Tangsel -- Sukabumi, saat ini sangat bisa ditempuh dengan P-P (pergi pulang). Kereta Pangrango Bogor- Sukabumi , memiliki tiga kerangkatan setiap hari (total 6 perjalanan. Saya dan istri mengambil sekali jalan, anak-anak dengan kegiatan di sekolah, kami tinggal dan titip ke saudara.
Toh, malam kami sudah sampai rumah.
Merekatkan Persaudaraan Melalui Kondangan
Satu dua hari menjelang hari H, WA group keluarga mulai riuh. Mengabarkan keberangkatan saudara dari kampung, dengan naik kereta atau bus. Foto-foto dibagikan di group, menunjukkan sudah sampai di ibukota dan lanjut ke kota tujuan.

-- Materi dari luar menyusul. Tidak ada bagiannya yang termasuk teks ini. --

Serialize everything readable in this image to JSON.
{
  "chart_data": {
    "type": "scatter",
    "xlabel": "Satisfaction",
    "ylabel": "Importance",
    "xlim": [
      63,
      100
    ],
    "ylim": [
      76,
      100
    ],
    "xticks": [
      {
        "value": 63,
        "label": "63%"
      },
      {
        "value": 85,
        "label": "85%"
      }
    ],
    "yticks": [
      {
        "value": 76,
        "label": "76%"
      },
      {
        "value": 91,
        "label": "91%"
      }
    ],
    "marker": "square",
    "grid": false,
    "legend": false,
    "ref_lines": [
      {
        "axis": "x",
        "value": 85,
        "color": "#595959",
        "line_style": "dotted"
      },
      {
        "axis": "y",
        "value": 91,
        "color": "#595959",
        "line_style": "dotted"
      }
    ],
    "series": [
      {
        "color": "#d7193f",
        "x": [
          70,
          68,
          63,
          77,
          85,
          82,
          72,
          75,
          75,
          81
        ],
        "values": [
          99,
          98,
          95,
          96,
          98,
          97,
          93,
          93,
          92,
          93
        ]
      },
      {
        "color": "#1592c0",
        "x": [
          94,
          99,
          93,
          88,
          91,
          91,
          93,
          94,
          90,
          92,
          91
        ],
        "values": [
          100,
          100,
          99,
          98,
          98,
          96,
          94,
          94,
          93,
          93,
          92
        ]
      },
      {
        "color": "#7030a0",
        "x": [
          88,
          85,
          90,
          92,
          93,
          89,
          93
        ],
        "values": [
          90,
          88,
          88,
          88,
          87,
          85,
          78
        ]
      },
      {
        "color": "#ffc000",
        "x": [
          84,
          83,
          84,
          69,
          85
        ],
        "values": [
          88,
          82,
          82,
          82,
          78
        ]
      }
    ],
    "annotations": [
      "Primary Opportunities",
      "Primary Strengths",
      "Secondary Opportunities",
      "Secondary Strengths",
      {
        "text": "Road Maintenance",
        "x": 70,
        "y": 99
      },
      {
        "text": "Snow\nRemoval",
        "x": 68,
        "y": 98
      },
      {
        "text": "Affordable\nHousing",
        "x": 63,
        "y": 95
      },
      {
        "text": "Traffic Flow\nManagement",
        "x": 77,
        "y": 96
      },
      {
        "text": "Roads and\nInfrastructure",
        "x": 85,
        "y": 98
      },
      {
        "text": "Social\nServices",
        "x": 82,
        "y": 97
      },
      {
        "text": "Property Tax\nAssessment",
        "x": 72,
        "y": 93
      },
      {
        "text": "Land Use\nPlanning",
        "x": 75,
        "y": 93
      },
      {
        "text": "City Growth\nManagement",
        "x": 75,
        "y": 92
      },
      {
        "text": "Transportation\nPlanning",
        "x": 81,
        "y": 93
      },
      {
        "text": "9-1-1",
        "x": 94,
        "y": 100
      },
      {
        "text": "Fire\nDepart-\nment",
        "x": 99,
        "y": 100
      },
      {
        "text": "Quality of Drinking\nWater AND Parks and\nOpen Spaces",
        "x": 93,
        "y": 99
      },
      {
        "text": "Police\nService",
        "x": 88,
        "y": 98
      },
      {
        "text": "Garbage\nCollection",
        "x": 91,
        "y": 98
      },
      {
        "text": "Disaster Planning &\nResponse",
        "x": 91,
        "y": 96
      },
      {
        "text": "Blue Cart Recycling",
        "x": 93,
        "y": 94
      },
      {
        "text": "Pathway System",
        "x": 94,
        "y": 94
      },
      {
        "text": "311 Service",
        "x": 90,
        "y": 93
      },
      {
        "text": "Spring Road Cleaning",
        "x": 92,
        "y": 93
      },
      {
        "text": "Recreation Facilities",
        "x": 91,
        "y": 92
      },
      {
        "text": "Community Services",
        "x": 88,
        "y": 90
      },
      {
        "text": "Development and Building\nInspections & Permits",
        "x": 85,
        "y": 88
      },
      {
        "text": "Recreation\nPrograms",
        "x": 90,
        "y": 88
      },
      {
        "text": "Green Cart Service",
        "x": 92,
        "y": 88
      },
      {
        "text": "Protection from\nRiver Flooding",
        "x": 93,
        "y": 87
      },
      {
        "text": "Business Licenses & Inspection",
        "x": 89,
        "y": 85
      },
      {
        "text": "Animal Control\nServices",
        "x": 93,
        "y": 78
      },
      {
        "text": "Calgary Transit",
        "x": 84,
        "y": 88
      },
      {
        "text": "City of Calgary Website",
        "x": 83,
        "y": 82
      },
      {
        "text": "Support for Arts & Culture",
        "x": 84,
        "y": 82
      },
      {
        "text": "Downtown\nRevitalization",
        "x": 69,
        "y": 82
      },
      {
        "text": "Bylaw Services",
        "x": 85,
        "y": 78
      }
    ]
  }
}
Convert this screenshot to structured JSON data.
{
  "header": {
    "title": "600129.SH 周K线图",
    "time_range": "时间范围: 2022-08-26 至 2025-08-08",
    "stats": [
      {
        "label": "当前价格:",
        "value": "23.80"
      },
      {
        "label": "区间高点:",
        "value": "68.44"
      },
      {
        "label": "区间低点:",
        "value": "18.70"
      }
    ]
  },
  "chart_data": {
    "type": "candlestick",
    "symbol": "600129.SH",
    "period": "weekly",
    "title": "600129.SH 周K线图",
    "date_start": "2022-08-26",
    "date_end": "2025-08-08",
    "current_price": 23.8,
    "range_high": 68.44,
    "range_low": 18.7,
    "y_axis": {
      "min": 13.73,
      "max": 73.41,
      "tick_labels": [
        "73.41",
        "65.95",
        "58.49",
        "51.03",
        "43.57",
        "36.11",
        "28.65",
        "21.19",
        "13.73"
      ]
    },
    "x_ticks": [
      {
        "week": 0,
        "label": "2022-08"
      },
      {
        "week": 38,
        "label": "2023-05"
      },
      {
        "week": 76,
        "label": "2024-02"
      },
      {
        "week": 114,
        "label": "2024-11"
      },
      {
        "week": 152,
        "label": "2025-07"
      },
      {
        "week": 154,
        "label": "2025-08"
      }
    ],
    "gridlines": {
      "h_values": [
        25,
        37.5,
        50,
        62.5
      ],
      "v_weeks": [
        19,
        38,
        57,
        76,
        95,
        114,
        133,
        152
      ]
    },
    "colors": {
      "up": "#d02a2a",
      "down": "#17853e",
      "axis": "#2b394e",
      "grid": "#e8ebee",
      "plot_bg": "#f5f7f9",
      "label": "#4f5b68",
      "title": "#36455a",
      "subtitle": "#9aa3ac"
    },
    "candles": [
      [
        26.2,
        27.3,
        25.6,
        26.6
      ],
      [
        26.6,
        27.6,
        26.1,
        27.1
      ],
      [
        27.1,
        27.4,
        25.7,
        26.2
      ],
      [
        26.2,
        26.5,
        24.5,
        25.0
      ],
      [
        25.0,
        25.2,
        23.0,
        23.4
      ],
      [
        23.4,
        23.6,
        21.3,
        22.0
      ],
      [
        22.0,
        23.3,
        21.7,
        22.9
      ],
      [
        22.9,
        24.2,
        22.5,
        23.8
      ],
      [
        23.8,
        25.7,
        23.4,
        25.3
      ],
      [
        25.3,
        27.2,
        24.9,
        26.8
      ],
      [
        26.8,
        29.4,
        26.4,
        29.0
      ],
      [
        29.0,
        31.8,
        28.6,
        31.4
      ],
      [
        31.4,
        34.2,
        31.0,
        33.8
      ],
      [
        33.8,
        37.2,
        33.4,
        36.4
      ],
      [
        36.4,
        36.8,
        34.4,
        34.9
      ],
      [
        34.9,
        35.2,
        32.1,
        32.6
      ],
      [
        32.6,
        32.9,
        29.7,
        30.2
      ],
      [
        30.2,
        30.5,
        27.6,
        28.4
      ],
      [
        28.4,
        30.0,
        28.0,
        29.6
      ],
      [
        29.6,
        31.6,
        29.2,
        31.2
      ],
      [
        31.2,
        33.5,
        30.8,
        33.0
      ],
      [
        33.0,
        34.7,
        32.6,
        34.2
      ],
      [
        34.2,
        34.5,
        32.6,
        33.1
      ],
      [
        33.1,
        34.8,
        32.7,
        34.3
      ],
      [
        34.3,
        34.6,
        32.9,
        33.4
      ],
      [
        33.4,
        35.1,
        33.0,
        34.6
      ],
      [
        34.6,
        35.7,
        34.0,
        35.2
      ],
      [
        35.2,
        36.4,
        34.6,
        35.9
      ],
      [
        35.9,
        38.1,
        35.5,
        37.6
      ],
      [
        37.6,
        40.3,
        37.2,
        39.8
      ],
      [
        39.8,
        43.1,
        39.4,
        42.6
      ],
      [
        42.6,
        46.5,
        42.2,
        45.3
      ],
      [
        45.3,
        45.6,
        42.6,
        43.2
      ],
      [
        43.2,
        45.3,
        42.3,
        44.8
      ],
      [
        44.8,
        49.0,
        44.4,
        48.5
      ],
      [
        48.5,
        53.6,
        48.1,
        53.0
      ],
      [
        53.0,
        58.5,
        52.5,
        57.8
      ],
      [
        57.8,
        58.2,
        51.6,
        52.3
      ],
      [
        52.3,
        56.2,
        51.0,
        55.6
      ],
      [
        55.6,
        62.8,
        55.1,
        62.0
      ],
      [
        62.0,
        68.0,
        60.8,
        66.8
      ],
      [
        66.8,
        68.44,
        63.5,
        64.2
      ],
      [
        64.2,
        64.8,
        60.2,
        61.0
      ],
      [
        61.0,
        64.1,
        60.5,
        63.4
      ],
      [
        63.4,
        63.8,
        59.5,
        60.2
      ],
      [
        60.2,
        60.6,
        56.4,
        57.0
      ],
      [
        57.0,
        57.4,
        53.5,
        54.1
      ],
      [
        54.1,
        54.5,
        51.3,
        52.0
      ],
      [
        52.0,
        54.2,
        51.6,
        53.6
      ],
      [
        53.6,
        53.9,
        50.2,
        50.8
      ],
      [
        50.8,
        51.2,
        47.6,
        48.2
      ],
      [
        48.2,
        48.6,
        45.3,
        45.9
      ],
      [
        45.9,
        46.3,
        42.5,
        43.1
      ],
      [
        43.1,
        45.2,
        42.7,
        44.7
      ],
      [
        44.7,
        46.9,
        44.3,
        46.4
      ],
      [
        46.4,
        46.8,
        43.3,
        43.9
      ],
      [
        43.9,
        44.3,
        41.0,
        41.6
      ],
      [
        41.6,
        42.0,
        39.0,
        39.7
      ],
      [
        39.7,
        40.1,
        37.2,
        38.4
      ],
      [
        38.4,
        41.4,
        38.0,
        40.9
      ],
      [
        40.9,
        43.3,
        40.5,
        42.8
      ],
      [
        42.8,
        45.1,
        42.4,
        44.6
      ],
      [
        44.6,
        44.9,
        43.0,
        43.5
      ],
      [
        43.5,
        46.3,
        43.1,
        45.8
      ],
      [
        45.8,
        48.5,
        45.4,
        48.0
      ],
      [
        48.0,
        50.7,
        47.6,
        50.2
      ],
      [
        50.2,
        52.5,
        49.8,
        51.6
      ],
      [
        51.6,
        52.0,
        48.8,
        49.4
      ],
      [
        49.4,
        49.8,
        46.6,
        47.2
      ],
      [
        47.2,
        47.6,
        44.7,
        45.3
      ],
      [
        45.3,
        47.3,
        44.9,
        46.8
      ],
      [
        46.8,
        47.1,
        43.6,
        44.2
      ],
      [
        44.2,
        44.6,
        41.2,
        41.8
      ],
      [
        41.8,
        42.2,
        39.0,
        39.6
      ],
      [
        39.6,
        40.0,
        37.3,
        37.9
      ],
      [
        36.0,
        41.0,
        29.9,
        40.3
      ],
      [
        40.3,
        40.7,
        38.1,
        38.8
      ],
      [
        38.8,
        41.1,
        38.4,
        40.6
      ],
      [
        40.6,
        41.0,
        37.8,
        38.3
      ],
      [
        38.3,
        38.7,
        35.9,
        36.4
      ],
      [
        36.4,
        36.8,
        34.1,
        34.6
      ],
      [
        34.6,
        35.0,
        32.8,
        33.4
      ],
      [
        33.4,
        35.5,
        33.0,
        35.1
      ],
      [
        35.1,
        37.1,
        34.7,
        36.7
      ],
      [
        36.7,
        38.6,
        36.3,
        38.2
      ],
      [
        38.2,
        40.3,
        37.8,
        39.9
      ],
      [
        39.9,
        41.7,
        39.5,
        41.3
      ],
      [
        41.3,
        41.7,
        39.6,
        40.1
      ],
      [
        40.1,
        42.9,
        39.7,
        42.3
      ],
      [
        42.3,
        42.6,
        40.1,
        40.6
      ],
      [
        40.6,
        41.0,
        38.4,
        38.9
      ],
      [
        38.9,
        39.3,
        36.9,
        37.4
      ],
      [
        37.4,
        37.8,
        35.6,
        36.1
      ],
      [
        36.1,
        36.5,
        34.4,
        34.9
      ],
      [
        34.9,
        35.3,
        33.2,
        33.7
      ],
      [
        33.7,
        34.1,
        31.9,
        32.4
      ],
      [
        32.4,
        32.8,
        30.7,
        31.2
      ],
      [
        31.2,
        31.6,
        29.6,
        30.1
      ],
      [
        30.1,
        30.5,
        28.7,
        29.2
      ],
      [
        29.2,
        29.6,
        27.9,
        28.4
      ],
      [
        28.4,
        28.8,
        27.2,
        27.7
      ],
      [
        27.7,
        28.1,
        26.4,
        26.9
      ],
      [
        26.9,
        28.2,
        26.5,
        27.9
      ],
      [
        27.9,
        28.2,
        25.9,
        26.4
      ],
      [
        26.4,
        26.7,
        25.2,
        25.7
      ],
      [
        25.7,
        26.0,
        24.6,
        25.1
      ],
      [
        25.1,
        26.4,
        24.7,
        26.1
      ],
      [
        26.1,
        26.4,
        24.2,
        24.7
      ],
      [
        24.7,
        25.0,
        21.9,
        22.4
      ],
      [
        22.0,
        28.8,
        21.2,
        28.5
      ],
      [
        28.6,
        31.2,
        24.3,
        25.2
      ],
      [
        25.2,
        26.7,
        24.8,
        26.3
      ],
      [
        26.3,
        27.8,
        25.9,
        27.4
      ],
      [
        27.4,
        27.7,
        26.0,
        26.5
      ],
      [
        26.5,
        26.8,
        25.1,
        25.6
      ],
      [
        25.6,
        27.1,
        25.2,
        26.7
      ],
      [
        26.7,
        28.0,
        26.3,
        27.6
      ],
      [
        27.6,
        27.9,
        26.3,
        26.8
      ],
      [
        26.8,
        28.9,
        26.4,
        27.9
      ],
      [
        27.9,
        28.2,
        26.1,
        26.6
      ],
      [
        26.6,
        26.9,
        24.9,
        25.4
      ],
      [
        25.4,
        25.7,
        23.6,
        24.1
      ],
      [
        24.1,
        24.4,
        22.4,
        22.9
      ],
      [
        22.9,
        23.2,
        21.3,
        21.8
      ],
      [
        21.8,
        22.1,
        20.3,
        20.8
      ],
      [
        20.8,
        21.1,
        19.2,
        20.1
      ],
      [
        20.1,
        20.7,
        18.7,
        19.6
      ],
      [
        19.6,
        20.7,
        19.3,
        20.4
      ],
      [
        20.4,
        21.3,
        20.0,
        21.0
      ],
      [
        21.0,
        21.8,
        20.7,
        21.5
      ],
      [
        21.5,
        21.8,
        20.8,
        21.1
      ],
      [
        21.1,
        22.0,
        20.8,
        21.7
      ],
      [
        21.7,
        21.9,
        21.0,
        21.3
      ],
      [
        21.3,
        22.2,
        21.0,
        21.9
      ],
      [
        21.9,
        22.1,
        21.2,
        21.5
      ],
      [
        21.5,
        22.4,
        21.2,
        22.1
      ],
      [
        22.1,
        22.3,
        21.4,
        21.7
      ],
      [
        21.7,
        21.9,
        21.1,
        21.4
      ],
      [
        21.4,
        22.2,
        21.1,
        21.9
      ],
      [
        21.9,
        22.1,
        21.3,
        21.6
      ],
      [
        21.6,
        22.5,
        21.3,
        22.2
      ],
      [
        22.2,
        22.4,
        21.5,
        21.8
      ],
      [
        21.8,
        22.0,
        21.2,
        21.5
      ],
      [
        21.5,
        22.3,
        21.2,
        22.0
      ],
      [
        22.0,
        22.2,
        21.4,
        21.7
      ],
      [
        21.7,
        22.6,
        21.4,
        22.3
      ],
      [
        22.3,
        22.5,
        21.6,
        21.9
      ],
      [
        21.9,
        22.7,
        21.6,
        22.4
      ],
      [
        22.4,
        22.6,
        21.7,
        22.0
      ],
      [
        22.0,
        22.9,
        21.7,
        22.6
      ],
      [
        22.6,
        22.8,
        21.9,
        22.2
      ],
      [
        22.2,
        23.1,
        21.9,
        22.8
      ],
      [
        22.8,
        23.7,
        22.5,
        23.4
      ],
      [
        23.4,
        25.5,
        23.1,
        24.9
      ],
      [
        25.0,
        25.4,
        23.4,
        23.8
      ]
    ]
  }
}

Ada saudara sekandung, menyatakan absen karena ada kondangan lain. Ya, sehari setelah Sukabumi, ada keponakan yang menikah di Purwodadi Jawa Timur. Dua kota berjauhan, membuat keluarga membagi tugas. Agar dua acara berjalan sukses, dan masing-masing mendapat perhatian mencukupi.
------
Gedung Wanita di Kota Sukabumi, minggu siang itu terasa penuh. Dari Stasiun, saya dan istri naik ojol mobil. Terpaksa berhenti seberang jalan, demi tidak terjebak macet. Di pelataran gedung, tampak dipenuhi kendaraan roda empat sedang parkir.
Masuk di lokasi, seketika disambut kakak tua yang datang dari Surabaya. Keponakan menjadi penerima tamu, kami isi buku tamu dan dipersilakan masuk. Sungguh, saya tak meyangka wajah wajah dikenal berseliweran. Bersua dengan begitu banyak saudara, terutama yang tinggal di seputaran Jabodetabek.
Lama kami tak bertemu kerabat, karena alasan klasik -- yaitu kesibukan. Meski ada satu dua hal, membuat rasa enggan itu hinggap. Kami keluarga besar, bertemu dari garis ibu dan (alm) ayah saya. Meski saling mengenal, tetapi tidak kerap berinteraksi sehingga kurang dekat.
Tetapi dengan bertemu dan datang ke kondangan, rasa yang menghalangi itu memudar. Bisa jadi tidak otomatis berakrab ria, karena sedari kecil perasaan kurang dekat tertanam. Namun tidak bisa dekat, bukan berarti musti menjauh atau apalagi bermusuhan.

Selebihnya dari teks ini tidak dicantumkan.